C’est cet art disparu que Babel vit éclore,
Et qu’après dix mille ans le monde cherche encore !
Pour défier les airs et pour s’y hasarder,
Les hommes n’avaient eu dès lors qu’à regarder,
Et des ailes d’oiseau le simple phénomène
Avait servi d’exemple à la science humaine.
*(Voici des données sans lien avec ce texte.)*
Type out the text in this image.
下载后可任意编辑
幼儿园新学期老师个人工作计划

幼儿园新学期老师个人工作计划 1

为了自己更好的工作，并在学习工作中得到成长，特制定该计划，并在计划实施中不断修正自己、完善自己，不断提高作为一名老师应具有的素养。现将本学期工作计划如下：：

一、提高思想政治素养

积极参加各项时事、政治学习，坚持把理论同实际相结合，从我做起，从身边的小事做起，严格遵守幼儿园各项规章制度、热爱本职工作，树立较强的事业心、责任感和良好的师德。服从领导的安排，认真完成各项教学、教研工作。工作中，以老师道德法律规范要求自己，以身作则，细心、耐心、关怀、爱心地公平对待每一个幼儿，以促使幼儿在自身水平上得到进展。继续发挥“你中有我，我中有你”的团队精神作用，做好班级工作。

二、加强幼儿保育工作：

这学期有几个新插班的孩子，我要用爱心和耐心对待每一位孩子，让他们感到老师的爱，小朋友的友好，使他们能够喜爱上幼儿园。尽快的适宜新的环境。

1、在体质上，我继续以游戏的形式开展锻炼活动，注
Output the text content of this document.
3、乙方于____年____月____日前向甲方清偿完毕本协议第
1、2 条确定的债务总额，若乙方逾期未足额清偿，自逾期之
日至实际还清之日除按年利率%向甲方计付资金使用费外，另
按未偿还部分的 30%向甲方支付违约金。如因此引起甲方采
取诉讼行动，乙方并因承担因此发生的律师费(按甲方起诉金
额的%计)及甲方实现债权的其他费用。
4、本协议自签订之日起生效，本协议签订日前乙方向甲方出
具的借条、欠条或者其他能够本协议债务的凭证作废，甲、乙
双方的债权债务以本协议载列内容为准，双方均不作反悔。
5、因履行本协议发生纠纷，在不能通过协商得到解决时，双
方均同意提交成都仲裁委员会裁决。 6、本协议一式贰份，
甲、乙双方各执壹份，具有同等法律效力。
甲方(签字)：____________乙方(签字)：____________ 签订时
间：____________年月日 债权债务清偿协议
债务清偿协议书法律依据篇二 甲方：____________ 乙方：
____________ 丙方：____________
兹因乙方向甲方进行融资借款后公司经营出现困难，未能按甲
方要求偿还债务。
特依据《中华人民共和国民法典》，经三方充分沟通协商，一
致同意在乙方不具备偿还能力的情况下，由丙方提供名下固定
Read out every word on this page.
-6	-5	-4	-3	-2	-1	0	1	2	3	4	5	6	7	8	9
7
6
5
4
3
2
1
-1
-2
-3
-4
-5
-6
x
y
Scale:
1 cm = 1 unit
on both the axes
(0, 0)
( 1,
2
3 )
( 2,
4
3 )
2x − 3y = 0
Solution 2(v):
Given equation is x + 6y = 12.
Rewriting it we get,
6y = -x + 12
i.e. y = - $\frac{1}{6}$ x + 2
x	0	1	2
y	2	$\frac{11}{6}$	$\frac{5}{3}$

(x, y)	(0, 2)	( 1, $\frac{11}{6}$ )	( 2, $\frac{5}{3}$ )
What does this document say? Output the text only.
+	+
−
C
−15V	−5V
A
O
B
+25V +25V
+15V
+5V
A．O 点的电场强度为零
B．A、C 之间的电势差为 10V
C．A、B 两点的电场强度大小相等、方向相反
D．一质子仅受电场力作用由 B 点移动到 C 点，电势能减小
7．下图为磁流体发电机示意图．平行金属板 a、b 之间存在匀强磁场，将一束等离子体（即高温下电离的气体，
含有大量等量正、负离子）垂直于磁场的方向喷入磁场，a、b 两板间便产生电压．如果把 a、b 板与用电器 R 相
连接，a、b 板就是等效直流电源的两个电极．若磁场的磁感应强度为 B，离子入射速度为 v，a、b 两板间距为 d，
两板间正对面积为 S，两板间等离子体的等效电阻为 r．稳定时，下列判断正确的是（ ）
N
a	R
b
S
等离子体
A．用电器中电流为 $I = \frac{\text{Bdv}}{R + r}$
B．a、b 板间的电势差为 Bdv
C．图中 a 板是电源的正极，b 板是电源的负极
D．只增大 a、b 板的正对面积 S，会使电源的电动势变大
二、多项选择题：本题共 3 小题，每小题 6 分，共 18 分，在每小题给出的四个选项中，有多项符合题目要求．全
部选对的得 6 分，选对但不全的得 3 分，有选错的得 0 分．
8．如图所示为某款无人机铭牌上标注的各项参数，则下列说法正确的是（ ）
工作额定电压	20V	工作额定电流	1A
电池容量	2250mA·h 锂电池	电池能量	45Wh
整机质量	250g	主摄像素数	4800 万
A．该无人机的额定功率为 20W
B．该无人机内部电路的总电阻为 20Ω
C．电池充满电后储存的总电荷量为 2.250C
Du vaisseau de l’éther en élevant le poids,
Comme sur l’Océan se soulève le bois,
Les hommes, mesurant le moteur à la masse,
S’élevaient, s’abaissaient à leur gré dans l’espace,
Dépassant la nuée ou rasant les hauteurs,
Et, pour frayer le ciel à ses navigateurs,
Pour garder de l’écueil la barque qui chavire,
Un pilote imprimait sa pensée au navire.
D’un second appareil l’habile impulsion
Donnait au char volant but et direction.
Au milieu de la quille un mât tendait la voile,
Dont la soie et le lin tissaient la fine toile ;
Sur le bec de la proue un grand soufflet mouvant,
Comme un poumon qui s’enfle en aspirant le vent,
Engouffrait dans ses flancs un courant d’air avide,
Et, gonflant sur la poupe un autre soufflet vide,
Lui fournissait sans cesse, afin de l’exhaler,
L’air dont, par contre-coup, la voile allait s’enfler.